Не знаю, сколько времени я проспал, как вдруг раздался
страшный крик, и я вскочил на ноги. Отец как сумасшедший метался во все стороны
и кричал: «Змеи!» Он жаловался, что змеи ползают у него по ногам, а потом вдруг
подскочил да как взвизгнет – говорит, будто одна укусила его в щеку, – но
я никаких змей не видел. Он начал бегать по комнате, все кругом, кругом, а сам
кричит: «Сними ее! Сними ее! Она кусает меня в шею!» Я не видывал, чтобы у
человека были такие дикие глаза. Скоро он выбился из сил, упал на пол, а сам
задыхается; потом стал кататься по полу быстро-быстро, расшвыривая вещи во все
стороны и молотя по воздуху кулаками, кричал и вопил, что его схватили черти.
Мало-помалу он унялся и некоторое время лежал смирно, только стонал, потом
совсем затих и ни разу даже не пикнул. Я услышал, как далеко в лесу ухает филин
и воют волки, и от этого тишина стала еще страшнее. Отец валялся в углу. Вдруг
он приподнялся на локте, прислушался, наклонив голову набок, и говорит едва
слышно:
– Топ-топ-топ – это мертвецы… топ-топ-топ… они за мной
идут, только я-то с ними не пойду… Ох, вот они! Не троньте меня, не троньте!
Руки прочь – они холодные! Пустите… Ох, оставьте меня, несчастного, в покое!..
Потом он стал на четвереньки и пополз, и все просит
мертвецов, чтоб они его не трогали; завернулся в одеяло и полез под стол, а сам
все просит, потом как заплачет! Даже сквозь одеяло было слышно.
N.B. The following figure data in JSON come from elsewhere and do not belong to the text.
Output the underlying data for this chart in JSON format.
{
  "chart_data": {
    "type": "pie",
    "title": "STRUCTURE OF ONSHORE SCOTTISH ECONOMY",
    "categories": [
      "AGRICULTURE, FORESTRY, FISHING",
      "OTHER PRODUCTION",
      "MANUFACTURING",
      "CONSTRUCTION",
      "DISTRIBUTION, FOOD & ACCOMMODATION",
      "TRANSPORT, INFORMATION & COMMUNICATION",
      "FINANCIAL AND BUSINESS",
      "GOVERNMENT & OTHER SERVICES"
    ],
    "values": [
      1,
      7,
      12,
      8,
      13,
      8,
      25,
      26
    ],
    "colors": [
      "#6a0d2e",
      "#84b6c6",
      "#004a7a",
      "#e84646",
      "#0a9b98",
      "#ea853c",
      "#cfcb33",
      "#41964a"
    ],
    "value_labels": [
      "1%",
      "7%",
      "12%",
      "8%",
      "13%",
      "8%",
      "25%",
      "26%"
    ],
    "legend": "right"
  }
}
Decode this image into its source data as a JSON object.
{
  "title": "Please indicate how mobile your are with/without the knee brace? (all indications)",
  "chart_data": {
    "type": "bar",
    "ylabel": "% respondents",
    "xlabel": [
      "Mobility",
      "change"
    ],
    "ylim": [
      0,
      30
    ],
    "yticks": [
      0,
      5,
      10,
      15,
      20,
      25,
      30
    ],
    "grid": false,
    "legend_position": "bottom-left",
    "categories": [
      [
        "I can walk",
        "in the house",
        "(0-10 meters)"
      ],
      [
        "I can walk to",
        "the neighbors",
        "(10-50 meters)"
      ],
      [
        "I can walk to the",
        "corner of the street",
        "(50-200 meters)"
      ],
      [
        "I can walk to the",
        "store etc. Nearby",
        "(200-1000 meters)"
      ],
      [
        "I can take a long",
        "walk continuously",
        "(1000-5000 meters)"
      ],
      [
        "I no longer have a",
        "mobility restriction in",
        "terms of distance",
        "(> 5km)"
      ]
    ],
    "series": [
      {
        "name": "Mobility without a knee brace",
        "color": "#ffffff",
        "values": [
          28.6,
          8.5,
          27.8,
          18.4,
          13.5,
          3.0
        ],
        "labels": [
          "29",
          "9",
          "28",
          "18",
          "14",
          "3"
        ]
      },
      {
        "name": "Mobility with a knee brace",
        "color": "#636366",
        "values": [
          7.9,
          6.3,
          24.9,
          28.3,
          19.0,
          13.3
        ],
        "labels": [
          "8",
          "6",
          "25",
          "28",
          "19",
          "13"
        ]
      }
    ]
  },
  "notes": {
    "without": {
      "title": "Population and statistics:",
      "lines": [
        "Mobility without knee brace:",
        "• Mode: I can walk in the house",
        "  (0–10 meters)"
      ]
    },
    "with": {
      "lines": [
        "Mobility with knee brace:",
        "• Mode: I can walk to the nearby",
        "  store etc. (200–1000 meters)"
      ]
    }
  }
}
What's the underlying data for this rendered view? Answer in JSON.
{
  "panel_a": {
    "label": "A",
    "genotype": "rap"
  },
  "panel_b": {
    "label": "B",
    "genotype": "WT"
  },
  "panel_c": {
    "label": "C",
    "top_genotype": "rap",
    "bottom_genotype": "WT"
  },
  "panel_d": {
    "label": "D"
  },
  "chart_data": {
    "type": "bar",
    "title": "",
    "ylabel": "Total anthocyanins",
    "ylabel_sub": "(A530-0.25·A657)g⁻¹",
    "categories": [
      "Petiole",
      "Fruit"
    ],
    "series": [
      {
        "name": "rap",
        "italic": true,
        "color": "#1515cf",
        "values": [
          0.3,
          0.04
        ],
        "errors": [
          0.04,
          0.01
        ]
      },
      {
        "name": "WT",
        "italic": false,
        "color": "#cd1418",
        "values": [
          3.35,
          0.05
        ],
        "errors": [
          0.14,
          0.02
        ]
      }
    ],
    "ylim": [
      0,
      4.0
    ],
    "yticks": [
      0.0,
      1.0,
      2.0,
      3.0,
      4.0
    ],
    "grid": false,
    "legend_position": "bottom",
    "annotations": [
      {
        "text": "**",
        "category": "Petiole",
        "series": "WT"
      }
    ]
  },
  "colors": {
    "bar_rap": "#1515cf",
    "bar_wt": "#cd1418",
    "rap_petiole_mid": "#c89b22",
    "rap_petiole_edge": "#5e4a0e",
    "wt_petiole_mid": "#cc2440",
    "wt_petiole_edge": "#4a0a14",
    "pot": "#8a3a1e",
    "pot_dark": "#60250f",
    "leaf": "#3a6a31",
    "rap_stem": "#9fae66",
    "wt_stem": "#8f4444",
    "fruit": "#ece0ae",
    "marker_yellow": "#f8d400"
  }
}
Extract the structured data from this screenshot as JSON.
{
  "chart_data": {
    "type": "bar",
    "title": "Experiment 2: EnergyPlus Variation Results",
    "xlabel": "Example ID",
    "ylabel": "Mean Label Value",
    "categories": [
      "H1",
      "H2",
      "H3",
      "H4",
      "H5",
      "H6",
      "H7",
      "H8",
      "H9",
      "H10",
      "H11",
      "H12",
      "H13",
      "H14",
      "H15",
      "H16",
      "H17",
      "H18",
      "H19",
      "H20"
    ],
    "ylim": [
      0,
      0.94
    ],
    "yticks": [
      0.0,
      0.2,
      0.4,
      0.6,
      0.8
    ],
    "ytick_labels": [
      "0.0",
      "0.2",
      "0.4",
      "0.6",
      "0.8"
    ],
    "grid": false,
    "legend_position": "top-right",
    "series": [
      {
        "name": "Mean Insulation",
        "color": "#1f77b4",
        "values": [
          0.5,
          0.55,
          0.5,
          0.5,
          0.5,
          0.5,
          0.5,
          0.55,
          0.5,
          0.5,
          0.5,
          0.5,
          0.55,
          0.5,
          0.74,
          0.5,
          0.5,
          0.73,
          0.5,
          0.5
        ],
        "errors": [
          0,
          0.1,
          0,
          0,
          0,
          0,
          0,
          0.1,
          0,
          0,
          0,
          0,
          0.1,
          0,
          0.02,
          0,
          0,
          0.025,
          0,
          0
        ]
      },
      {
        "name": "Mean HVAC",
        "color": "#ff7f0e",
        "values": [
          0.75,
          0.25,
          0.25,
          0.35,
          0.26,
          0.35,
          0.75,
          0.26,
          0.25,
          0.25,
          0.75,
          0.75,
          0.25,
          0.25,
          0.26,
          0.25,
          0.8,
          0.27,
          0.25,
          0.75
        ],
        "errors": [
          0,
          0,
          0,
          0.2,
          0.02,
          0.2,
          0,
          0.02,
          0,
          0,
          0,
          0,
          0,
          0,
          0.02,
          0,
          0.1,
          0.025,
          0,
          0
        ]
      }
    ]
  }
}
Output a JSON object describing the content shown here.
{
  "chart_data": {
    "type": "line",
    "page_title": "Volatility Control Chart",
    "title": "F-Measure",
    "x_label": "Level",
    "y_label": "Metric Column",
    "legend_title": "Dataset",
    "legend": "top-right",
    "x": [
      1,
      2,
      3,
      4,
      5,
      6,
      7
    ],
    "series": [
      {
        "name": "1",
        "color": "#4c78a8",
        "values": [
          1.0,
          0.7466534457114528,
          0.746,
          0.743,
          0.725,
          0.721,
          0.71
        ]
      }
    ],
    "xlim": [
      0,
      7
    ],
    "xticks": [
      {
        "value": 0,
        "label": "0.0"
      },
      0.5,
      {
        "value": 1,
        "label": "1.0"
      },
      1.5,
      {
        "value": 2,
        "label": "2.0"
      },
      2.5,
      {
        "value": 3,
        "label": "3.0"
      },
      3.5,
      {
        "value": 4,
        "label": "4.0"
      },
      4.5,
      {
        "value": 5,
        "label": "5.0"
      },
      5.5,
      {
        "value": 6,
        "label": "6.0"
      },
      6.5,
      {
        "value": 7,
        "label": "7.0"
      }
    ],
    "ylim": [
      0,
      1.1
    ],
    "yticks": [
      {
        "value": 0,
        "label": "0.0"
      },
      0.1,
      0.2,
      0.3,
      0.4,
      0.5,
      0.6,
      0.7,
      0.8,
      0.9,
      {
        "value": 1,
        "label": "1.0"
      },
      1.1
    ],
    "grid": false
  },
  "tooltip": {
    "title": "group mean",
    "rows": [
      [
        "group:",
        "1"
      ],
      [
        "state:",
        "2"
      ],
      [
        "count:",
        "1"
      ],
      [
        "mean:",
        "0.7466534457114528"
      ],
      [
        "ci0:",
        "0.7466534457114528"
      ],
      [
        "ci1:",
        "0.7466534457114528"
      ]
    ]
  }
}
Скоро он сбросил одеяло, вскочил на ноги, как полоумный,
увидел меня и давай за мной гоняться. Он гонялся за мной по всей комнате со
складным ножом, звал меня Ангелом Смерти, кричал, что он меня убьет, и тогда я
уже больше не приду за ним. Я его просил успокоиться, говорил, что это я, Гек;
а он только смеялся, да так страшно! И все ругался, орал и бегал за мной. Один
раз, когда я извернулся и нырнул ему под руку, он схватил меня сзади за куртку
и… я уже думал было, что тут мне и крышка, однако выскочил из куртки с
быстротой молнии и этим спасся. Скоро старик совсем выдохся; сел на пол,
привалившись спиной к двери, и сказал, что отдохнет минутку, а потом уж убьет
меня. Нож он подсунул под себя и сказал, что поспит сначала, наберется сил, а
там посмотрит, кто тут есть.
Он очень скоро задремал. Тогда я взял старый стул с
провалившимся сиденьем, влез на него как можно осторожнее, чтоб не наделать
шуму, и снял со стены ружье. Я засунул в него шомпол, чтобы проверить, заряжено
оно или нет, потом пристроил ружье на бочонок с репой, а сам улегся за
бочонком, нацелился в папашу и стал дожидаться, когда он проснется. И до чего
же медленно и тоскливо потянулось время!